Entretanto, o panorama futuro das pensões é particularmente preocupante. Assim, com o argumento da sustentabilidade financeira do sistema de aposentações, o cálculo da pensão passou a ter como base toda a carreira contributiva + fator de sustentabilidade. Anteriormente, o período de referência era constituído pelos 5 melhores dos dez últimos anos e, posteriormente, pelos 10 melhores dos últimos 15 anos. O preço a pagar pela alegada sustentabilidade financeira resultante daquela reforma tem sido taxas de reposição ou substituição cada vez mais baixas relativamente ao último salário. Assim, segundo estimativas recentes, em 2070, esta taxa, que atualmente é de cerca de 80%, fixar-se-á em 40% do último salário, o que equivale, na prática, ao retorno aos tempos da primeira revolução industrial em que quem saísse da vida ativa iria parar ao asilo de indigentes, se não tivesse morrido primeiro. A diferença, em 2070, se a esperança média de vida não baixar substancialmente e a maioria não morra, como na primeira metade do século XIX, em idade precoce, é que os candidatos a este asilo ou à caridade pública ou privada vão ser muitíssimos mais, sem sequer vir a ser resolvido o problema da sustentabilidade financeira do sistema. Assim, prevê-se que, em Portugal, em 2030, se iniciará o período de saldos negativos – diferença entre contribuições e prestações – no sistema público de pensões, apesar do Fundo de Estabilização da Segurança Social estimar uma reserva de 34 322 milhões de euros, valor pouco fiável, pois se baseia numa estimativa da taxa de rendibilidade dos seus fundos de 4%, o que tem como base o atual aumento dos juros dos títulos detidos pela instituição que não se poderá manter durante muto tempo.

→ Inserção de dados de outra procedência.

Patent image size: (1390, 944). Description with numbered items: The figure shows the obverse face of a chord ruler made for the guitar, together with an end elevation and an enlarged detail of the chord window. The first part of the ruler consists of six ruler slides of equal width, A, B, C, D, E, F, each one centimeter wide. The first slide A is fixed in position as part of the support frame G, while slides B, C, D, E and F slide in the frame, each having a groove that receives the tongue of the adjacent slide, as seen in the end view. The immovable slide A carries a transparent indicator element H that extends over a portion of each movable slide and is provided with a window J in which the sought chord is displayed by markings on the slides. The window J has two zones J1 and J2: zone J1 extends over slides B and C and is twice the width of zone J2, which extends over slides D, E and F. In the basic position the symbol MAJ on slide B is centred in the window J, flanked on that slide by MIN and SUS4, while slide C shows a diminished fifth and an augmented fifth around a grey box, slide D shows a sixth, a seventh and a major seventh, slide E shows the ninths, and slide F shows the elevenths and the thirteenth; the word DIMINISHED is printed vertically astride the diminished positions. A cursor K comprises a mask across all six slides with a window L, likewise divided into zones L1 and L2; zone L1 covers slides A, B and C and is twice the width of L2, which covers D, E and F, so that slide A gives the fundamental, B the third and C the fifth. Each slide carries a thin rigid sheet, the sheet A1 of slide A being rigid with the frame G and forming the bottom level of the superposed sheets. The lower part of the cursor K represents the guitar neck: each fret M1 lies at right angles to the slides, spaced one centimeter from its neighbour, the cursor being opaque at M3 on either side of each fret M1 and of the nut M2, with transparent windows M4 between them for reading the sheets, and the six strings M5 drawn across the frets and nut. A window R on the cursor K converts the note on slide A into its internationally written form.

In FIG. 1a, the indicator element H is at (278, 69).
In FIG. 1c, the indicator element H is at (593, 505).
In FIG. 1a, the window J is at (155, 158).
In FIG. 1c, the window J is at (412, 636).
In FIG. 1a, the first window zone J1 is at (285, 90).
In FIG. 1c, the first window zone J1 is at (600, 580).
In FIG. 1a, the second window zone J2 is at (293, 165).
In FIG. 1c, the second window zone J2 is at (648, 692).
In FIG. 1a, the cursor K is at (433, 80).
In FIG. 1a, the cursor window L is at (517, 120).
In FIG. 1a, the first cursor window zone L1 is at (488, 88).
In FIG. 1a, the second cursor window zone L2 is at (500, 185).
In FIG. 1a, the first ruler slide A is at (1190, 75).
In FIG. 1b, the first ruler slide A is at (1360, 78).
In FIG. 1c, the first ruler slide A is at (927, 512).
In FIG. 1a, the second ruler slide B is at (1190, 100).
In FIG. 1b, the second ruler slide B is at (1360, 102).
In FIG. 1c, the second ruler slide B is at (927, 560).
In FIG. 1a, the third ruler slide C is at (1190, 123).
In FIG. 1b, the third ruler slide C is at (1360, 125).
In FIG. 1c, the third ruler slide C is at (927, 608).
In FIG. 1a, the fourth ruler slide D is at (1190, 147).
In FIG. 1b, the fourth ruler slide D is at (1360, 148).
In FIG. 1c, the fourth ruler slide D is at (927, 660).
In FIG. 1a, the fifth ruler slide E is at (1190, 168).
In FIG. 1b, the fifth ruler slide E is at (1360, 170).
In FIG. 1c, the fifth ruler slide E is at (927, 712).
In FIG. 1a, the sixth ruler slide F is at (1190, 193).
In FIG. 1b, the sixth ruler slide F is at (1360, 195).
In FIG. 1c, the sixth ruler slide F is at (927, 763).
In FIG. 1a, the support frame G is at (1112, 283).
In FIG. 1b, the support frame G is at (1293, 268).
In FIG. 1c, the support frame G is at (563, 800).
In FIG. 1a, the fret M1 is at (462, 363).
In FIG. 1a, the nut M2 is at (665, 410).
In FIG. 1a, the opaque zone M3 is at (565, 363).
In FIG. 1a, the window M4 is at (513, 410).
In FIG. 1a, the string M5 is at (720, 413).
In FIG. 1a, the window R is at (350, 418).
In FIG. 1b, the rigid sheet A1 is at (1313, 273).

Em Itália, o sistema de pensões já entrou no ‘vermelho’: em 2021, o seu património líquido registou um défice de 7552 milhões de euros, estimando-se que, em 2029, atinja 92 043 milhões (Fonte: L’Espresso, 30 de outubro 2022). Tal como em Portugal, a Itália é um país muito envelhecido, embora a economia portuguesa comparada com a economia italiana seja uma economia de ‘faz de conta’. Para concluir, devemos registar duas lições para memória futura. A primeira é a responsabilidade política dos que, atualmente, assobiam para o lado, contribuindo objetivamente para a criação no futuro de um sistema de pensões a duas velocidades: um sistema público, com pensões de miséria que condenará a maioria da população à indigência e um sistema privado de fundos de capitalização que será subscrito apenas por quem tiver rendimentos médio altos ou altos. Se nada for feito, estes devem ser considerados pelas gerações futuras como um conjunto de personagens pouco corajoso politicamente e sem uma verdadeira consciência social que contribuiu objetivamente não para a sustentabilidade da segurança social pública, mas para o enriquecimento escandaloso das sociedades gestoras dos fundos de capitalização nos mercados financeiros à custa do empobrecimento da maioria dos idosos.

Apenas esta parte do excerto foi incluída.